Satellite dishes require careful alignment in order to achieve a good reception performance because a parabolic dish antenna has very strong directivity. The transmission of communications signals from the satellite is along a direct line-of-sight path, an antenna used to receive such signals from geosynchronous satellites must be pointed accurately toward the satellite in its orbital position. When the direction of the parabolic dish antenna is displaced, the output to the satellite receiver is reduced. The reduction of output to the satellite receiver causes a harmful effect such as distortion of images and sounds, and may cause the receiver failure. To obtain a good signal, the satellite dish must be pointed precisely (within 2 degrees in all directions) and directly at the satellite, with no obstructions between the two. To align an antenna with a particular satellite, the installer must be provided with accurate positioning information for that particular satellite. In each antenna's installation, there are three adjustments which must be made to properly orient the antenna to track the arc of satellites. These include elevation, declination, and azimuth. Elevation is the angle that the axis of rotation forms with respect to horizontal. Declination represents the angle that the center axis of the dish forms with respect to the axis of rotation. The azimuth setting is the compass direction that the antenna should be pointed relative to magnetic north. Azimuth represents the horizon-to-horizon movement of the antenna as necessary to move from one satellite to another. The satellite dish must have an extremely stable base to provide constant support so the dish can be aligned to receive the signals from a satellite. To obtain a stable base for the satellite dish, it is preferred to secure the satellite dish mounting base directly to the roof structure and into the underlying support structure.

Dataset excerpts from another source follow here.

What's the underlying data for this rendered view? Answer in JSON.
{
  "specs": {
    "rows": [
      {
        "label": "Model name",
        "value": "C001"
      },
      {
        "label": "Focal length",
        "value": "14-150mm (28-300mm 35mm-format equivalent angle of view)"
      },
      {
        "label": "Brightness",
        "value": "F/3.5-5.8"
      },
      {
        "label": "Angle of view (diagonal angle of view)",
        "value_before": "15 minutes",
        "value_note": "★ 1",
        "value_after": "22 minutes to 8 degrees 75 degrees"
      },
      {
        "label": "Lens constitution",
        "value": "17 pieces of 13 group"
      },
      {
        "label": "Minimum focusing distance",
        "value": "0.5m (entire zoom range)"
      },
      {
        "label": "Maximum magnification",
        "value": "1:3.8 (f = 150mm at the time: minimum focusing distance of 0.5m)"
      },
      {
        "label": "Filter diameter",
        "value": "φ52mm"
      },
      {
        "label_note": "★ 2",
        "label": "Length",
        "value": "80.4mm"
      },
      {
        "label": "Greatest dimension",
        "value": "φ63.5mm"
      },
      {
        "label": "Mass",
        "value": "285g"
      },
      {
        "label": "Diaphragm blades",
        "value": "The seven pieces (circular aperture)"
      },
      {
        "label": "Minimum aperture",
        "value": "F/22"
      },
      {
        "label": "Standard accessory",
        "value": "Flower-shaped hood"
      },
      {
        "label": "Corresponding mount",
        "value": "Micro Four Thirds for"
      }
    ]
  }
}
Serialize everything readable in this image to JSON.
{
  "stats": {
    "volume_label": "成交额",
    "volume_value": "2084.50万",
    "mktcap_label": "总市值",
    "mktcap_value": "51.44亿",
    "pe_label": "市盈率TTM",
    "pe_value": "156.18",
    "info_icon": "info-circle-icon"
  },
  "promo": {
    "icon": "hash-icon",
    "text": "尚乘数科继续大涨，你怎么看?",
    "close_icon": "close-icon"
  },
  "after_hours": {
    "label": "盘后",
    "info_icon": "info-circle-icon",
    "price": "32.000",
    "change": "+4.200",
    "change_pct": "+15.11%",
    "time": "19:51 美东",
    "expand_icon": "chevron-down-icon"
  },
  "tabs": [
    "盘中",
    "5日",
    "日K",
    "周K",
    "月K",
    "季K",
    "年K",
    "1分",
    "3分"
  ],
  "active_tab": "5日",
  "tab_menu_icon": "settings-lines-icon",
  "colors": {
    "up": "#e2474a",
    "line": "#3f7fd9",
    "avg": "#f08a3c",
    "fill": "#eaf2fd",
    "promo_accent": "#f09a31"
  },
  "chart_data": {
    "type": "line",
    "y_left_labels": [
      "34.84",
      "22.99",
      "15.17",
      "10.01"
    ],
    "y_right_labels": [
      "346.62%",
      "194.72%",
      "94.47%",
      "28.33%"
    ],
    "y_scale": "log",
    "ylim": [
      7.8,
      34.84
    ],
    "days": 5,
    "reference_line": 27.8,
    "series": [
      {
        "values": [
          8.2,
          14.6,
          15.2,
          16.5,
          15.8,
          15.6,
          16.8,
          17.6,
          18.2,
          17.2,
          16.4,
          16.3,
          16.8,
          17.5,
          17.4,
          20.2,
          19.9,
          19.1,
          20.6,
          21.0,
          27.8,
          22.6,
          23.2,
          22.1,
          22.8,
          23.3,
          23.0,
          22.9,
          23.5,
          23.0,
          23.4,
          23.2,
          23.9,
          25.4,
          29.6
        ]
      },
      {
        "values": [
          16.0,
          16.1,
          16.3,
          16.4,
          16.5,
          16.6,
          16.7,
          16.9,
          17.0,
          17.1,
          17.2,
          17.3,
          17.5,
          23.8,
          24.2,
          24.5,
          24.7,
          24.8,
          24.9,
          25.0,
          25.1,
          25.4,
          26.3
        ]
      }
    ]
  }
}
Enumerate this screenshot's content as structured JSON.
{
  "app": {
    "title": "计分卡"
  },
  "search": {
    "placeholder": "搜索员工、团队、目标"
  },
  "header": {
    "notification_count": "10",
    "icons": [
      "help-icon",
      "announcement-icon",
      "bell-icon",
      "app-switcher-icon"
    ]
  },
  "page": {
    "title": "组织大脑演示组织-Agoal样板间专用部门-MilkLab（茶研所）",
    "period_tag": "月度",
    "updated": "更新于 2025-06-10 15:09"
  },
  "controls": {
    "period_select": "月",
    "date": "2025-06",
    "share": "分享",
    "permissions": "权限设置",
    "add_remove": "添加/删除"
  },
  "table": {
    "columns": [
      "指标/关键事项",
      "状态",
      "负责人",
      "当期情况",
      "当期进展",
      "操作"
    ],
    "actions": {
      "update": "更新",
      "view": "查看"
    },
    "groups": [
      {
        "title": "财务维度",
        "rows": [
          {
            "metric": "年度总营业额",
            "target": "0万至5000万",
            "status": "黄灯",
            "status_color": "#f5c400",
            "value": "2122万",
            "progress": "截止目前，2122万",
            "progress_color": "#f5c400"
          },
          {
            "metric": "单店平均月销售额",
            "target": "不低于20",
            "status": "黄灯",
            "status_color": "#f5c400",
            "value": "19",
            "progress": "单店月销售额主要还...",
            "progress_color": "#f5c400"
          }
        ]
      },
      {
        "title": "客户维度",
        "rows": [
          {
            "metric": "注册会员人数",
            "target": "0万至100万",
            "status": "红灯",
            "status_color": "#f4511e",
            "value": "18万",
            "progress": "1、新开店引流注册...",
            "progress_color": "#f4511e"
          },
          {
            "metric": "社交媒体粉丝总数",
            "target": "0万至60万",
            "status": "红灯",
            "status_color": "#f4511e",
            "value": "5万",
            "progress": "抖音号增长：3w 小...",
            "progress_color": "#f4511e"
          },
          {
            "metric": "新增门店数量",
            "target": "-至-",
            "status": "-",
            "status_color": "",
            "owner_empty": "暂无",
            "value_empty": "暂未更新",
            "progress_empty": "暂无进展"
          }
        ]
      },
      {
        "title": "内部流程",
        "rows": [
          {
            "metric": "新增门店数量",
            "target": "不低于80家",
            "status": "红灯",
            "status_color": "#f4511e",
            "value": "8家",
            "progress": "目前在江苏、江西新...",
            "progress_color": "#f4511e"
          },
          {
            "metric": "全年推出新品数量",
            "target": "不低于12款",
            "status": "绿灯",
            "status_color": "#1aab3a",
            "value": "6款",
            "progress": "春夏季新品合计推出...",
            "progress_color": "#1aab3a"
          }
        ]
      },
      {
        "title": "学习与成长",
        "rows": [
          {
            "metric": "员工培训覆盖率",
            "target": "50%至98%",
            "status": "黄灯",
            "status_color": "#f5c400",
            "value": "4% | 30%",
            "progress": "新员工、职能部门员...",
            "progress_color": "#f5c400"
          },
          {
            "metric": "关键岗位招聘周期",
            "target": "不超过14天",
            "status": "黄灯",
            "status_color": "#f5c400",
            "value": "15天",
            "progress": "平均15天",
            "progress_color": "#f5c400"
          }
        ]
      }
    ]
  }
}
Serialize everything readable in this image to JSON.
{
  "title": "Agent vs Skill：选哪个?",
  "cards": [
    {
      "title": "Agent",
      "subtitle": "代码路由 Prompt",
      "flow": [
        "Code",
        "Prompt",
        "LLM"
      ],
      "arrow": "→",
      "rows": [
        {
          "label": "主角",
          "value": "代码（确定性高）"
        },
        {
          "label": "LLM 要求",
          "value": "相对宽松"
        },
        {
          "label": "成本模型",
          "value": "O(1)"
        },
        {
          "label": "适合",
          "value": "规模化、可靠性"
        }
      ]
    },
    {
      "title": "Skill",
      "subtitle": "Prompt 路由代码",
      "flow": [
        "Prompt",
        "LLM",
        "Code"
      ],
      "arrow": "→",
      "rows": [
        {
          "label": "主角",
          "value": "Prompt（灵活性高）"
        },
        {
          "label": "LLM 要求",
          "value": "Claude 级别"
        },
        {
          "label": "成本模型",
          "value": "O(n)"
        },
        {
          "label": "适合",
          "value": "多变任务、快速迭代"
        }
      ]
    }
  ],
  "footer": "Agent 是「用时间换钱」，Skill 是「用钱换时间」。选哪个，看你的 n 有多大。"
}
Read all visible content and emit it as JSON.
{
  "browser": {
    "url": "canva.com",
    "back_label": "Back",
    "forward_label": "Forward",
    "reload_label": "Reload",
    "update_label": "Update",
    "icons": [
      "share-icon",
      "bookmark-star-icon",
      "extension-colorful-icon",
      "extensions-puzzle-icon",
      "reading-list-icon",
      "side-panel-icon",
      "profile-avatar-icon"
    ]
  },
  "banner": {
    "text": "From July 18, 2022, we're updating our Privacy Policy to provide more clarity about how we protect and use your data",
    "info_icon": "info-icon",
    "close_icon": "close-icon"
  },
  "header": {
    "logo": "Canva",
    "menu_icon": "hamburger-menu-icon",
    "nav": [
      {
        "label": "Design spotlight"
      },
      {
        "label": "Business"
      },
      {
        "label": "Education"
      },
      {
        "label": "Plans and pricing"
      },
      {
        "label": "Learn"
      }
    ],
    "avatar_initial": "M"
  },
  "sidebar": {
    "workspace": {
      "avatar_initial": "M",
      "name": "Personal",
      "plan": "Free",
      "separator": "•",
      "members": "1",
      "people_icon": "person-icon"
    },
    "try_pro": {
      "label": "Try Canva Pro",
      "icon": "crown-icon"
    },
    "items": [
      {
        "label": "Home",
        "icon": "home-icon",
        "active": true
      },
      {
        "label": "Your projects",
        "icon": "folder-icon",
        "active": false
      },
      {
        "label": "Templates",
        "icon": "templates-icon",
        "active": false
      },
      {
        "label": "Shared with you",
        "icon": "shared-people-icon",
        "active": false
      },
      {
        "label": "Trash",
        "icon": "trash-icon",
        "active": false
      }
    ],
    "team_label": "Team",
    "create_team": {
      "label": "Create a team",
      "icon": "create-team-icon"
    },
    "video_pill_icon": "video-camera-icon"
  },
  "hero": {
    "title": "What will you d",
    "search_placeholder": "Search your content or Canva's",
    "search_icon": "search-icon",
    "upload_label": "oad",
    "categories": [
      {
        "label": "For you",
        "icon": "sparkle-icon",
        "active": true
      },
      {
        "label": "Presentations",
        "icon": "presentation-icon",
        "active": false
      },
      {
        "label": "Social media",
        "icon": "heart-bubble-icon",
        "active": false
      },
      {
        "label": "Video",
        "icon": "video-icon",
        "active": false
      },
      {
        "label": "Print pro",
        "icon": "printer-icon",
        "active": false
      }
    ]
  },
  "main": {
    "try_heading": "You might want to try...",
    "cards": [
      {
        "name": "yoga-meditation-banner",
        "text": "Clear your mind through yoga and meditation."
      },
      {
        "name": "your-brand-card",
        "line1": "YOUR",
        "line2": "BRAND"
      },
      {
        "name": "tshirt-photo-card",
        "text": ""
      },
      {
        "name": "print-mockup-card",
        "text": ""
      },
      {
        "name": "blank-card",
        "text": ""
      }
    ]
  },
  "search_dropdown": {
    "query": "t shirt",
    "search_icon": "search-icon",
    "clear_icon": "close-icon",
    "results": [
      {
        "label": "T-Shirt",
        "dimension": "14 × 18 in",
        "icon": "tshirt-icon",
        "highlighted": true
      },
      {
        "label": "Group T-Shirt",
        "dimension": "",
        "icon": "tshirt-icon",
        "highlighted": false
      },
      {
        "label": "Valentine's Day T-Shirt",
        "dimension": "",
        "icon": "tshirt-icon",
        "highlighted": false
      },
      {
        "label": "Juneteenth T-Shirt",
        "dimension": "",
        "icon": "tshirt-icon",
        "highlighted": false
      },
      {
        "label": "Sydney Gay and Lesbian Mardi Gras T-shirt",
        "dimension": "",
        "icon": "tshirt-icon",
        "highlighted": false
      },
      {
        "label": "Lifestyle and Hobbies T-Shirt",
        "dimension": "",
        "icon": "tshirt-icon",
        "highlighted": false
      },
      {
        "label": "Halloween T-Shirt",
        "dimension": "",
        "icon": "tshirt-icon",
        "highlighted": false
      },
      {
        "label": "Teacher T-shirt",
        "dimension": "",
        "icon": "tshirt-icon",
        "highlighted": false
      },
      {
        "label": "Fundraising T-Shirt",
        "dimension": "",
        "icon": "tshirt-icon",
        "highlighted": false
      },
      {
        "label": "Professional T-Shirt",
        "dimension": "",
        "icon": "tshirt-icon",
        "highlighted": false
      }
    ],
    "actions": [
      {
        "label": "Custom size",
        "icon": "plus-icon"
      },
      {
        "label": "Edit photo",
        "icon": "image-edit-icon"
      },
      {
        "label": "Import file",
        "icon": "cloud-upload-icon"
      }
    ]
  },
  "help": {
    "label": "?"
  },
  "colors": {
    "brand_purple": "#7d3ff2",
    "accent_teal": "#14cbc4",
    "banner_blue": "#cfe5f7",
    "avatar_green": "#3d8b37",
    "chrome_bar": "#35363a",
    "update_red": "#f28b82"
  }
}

The performance of a typical dish antenna is dependent upon and greatly affected by the geometrical accuracy of the shape of the parabolic reflective surface and the position of the amplifying unit relative to the focal point of the reflected electromagnetic signals. If the parabolic reflective surface of the dish antenna is deformed, the electromagnetic signals may not be reflected to a single focal point. Antenna dish systems vary in their size and can range from having a large antenna dish that is many meters wide to small, portable antenna dishes that are about one meter wide. One of the reasons for the size of these reflector dishes is that is an important factor in determining the quality of the reception. The cross-sectional area of the main reflector dish projected into a plane defines the aperture of the dish, and the larger the aperture, the better the reception, all other things being equal. Therefore, a larger dish size adds to performance. In recent years, the huge C-band parabolic antennas previously used in satellite television systems have given way to mini-dish receivers used in direct broadcast satellite (DBS) systems, which typically range in size from 18-36 inches in diameter. These commercial mini-dish antennas are not only more affordable to consumers, but are less obtrusive than the old C-band antennas.